N’obtenant pas satisfaction, le président va effectuer la même requête devant une juge du droit familial. Laquelle se verra effectivement présenter, dans les jours suivants, un enfant de onze ans. Toutefois, lorsque « Evo », de son propre chef, se soumet à un test ADN, Zapata refuse de l’imiter et interdit que cet examen soit effectué sur le présumé fils du chef de l’Etat.
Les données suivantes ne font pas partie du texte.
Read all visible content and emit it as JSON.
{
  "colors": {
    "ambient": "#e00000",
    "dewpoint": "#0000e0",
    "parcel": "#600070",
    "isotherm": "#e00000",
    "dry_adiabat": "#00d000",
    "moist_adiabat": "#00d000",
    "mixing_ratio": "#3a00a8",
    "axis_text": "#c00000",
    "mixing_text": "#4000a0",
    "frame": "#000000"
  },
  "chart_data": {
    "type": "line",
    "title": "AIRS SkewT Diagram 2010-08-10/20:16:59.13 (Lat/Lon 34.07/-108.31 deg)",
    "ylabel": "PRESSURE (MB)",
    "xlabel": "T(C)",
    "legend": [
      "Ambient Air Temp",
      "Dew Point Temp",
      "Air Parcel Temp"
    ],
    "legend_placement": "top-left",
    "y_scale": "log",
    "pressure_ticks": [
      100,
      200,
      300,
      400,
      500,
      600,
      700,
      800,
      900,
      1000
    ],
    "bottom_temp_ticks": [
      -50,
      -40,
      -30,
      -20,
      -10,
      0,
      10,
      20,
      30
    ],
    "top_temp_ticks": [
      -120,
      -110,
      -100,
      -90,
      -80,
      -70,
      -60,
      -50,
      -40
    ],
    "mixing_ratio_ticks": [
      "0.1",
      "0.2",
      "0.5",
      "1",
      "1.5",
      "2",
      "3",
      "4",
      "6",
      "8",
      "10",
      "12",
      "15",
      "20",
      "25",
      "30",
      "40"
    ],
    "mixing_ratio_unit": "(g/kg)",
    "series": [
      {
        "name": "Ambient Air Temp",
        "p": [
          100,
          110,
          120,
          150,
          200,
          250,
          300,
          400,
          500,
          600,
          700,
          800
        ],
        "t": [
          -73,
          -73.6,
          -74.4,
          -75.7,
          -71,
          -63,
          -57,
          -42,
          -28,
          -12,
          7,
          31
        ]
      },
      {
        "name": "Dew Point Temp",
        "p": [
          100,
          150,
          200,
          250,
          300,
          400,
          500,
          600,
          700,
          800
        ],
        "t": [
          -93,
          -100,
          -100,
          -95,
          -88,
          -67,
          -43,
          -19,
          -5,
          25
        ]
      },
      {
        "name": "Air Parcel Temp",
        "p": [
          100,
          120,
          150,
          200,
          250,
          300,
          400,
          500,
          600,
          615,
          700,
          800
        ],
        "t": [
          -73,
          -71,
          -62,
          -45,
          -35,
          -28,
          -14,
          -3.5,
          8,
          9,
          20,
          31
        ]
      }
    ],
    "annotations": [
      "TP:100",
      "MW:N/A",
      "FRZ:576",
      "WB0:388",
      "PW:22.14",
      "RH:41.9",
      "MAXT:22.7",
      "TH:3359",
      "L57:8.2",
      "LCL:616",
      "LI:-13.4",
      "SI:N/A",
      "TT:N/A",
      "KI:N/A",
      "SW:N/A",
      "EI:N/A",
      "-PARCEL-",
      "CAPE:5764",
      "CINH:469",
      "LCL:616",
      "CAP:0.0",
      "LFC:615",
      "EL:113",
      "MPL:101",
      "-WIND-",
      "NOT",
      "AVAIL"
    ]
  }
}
La vérité va éclater le 18 mai lorsque la justice conclut que « le fils du président » n’a jamais existé. Deux jours plus tard, la tante de Gabriela Zapata, Pilar Guzmán, ainsi que les trois avocats de l’ex-« fiancée », Eduardo León, William Sánchez et Walter Zuleta, sont arrêtés, accusés d’avoir cherché à tromper la justice en tentant de faire passer un neveu de Guzman pour l’enfant de Morales et Zapata [4]. Cette aventurière, pour tromper le président, a utilisé à l’époque un faux certificat de naissance établi sur la base d’un document falsifié émanant d’une maternité. Dit plus officiellement par la juge Jacqueline Rada, le 6 mai : « Il a été mis en évidence qu’il n’existe aucun registre accréditant et confirmant l’existence physique du sujet. »
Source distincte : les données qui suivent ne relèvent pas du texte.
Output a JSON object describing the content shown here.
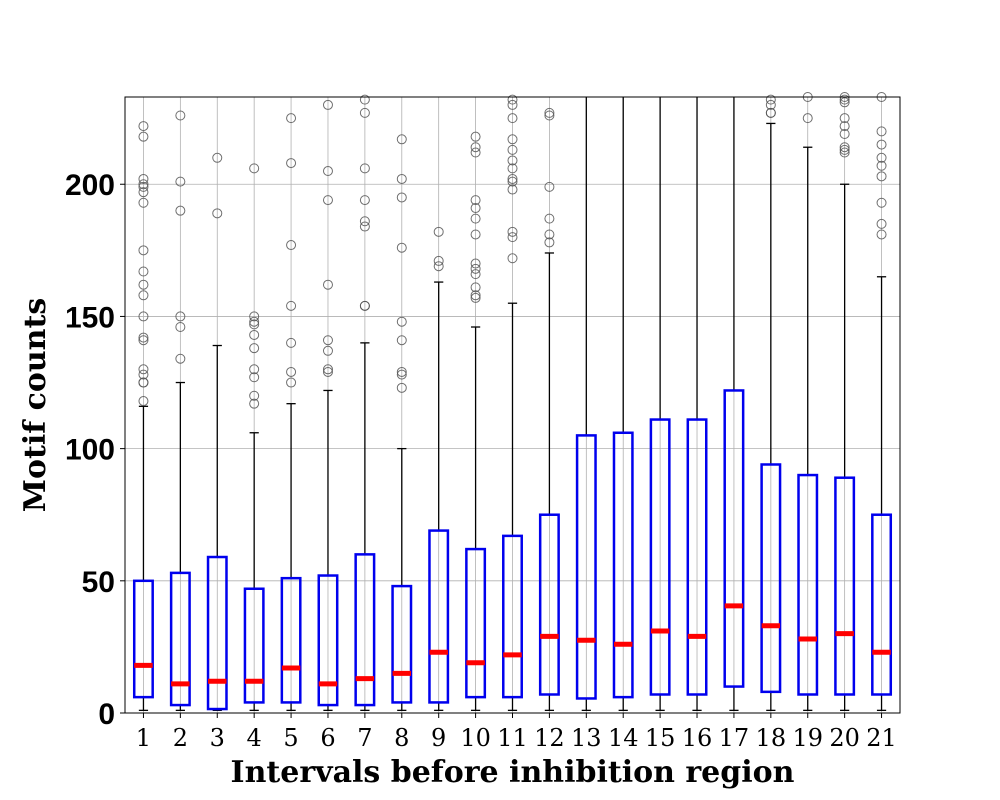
{
  "chart_data": {
    "type": "box",
    "xlabel": "Intervals before inhibition region",
    "ylabel": "Motif counts",
    "ylim": [
      0,
      233
    ],
    "yticks": [
      0,
      50,
      100,
      150,
      200
    ],
    "grid": true,
    "colors": {
      "box": "#0000ee",
      "median": "#ff0000",
      "whisker": "#000000",
      "outlier": "#555555",
      "grid": "#b0b0b0"
    },
    "boxes": [
      {
        "label": "1",
        "whislo": 1,
        "q1": 6,
        "med": 18,
        "q3": 50,
        "whishi": 116,
        "fliers": [
          118,
          125,
          125,
          128,
          130,
          141,
          142,
          150,
          158,
          162,
          167,
          175,
          193,
          197,
          199,
          200,
          202,
          218,
          222
        ]
      },
      {
        "label": "2",
        "whislo": 1,
        "q1": 3,
        "med": 11,
        "q3": 53,
        "whishi": 125,
        "fliers": [
          134,
          146,
          150,
          190,
          201,
          226
        ]
      },
      {
        "label": "3",
        "whislo": 1,
        "q1": 1.5,
        "med": 12,
        "q3": 59,
        "whishi": 139,
        "fliers": [
          189,
          210
        ]
      },
      {
        "label": "4",
        "whislo": 1,
        "q1": 4,
        "med": 12,
        "q3": 47,
        "whishi": 106,
        "fliers": [
          117,
          120,
          127,
          130,
          138,
          143,
          147,
          148,
          150,
          206
        ]
      },
      {
        "label": "5",
        "whislo": 1,
        "q1": 4,
        "med": 17,
        "q3": 51,
        "whishi": 117,
        "fliers": [
          125,
          129,
          140,
          154,
          177,
          208,
          225
        ]
      },
      {
        "label": "6",
        "whislo": 1,
        "q1": 3,
        "med": 11,
        "q3": 52,
        "whishi": 122,
        "fliers": [
          129,
          130,
          137,
          141,
          162,
          194,
          205,
          230
        ]
      },
      {
        "label": "7",
        "whislo": 1,
        "q1": 3,
        "med": 13,
        "q3": 60,
        "whishi": 140,
        "fliers": [
          154,
          154,
          184,
          186,
          194,
          206,
          227,
          232
        ]
      },
      {
        "label": "8",
        "whislo": 1,
        "q1": 4,
        "med": 15,
        "q3": 48,
        "whishi": 100,
        "fliers": [
          123,
          128,
          129,
          141,
          148,
          176,
          195,
          202,
          217
        ]
      },
      {
        "label": "9",
        "whislo": 1,
        "q1": 4,
        "med": 23,
        "q3": 69,
        "whishi": 163,
        "fliers": [
          169,
          171,
          182
        ]
      },
      {
        "label": "10",
        "whislo": 1,
        "q1": 6,
        "med": 19,
        "q3": 62,
        "whishi": 146,
        "fliers": [
          157,
          158,
          161,
          166,
          168,
          170,
          181,
          187,
          191,
          194,
          212,
          214,
          218
        ]
      },
      {
        "label": "11",
        "whislo": 1,
        "q1": 6,
        "med": 22,
        "q3": 67,
        "whishi": 155,
        "fliers": [
          172,
          180,
          182,
          198,
          201,
          202,
          206,
          209,
          213,
          217,
          225,
          230,
          232
        ]
      },
      {
        "label": "12",
        "whislo": 1,
        "q1": 7,
        "med": 29,
        "q3": 75,
        "whishi": 174,
        "fliers": [
          178,
          181,
          187,
          199,
          226,
          227
        ]
      },
      {
        "label": "13",
        "whislo": 1,
        "q1": 5.5,
        "med": 27.5,
        "q3": 105,
        "whishi": 233,
        "fliers": []
      },
      {
        "label": "14",
        "whislo": 1,
        "q1": 6,
        "med": 26,
        "q3": 106,
        "whishi": 233,
        "fliers": []
      },
      {
        "label": "15",
        "whislo": 1,
        "q1": 7,
        "med": 31,
        "q3": 111,
        "whishi": 233,
        "fliers": []
      },
      {
        "label": "16",
        "whislo": 1,
        "q1": 7,
        "med": 29,
        "q3": 111,
        "whishi": 233,
        "fliers": []
      },
      {
        "label": "17",
        "whislo": 1,
        "q1": 10,
        "med": 40.5,
        "q3": 122,
        "whishi": 233,
        "fliers": []
      },
      {
        "label": "18",
        "whislo": 1,
        "q1": 8,
        "med": 33,
        "q3": 94,
        "whishi": 223,
        "fliers": [
          227,
          227,
          230,
          232
        ]
      },
      {
        "label": "19",
        "whislo": 1,
        "q1": 7,
        "med": 28,
        "q3": 90,
        "whishi": 214,
        "fliers": [
          225,
          233
        ]
      },
      {
        "label": "20",
        "whislo": 1,
        "q1": 7,
        "med": 30,
        "q3": 89,
        "whishi": 200,
        "fliers": [
          212,
          213,
          214,
          219,
          222,
          225,
          231,
          232,
          233
        ]
      },
      {
        "label": "21",
        "whislo": 1,
        "q1": 7,
        "med": 23,
        "q3": 75,
        "whishi": 165,
        "fliers": [
          181,
          185,
          193,
          203,
          207,
          210,
          215,
          220,
          233
        ]
      }
    ]
  }
}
Comme il se doit, Carlos Valverde, l’homme qui, il y a quatre mois, a ouvertement orchestré la machination, a cru devoir réapparaître pour se dédouaner et a affirmé sur Twitter : « J’ai eu accès a une information sérieuse [sic !] qui confirme que le supposé fils de Gabriela Zapata et du président Morales n’existe pas [5]. » Inutile de préciser que si d’aventure il est mis en cause ou poursuivi pour sa campagne crapuleuse destinée à affaiblir et déstabiliser politiquement le président, la grande internationale médiatique se mobilisera au nom du « droit d’informer » et de la « liberté d’expression ».
Inclure un morceau de vérité dans une « intox » ne la rend que plus efficace : Evo Morales a effectivement eu une liaison avec la jeune Gabriela Zapata. Mais tout le reste est faux : elle n’est plus, et depuis longtemps, sa « petite amie » ; ils n’ont pas eu d’enfant ensemble ; il n’existe pas de faits de corruption les liant. Quant à François Lenglet, nous apprend Wikipedia – qui doit également pratiquer le « journalisme d’investigation » –, « sa maîtrise des dossiers et son sens de la précision sont reconnus par les observateurs ». On nous permettra d’ajouter qu’il prend le public pour un ramassis de débiles et que, corrompu pour corrompu, il corrompt et le débat et l’information.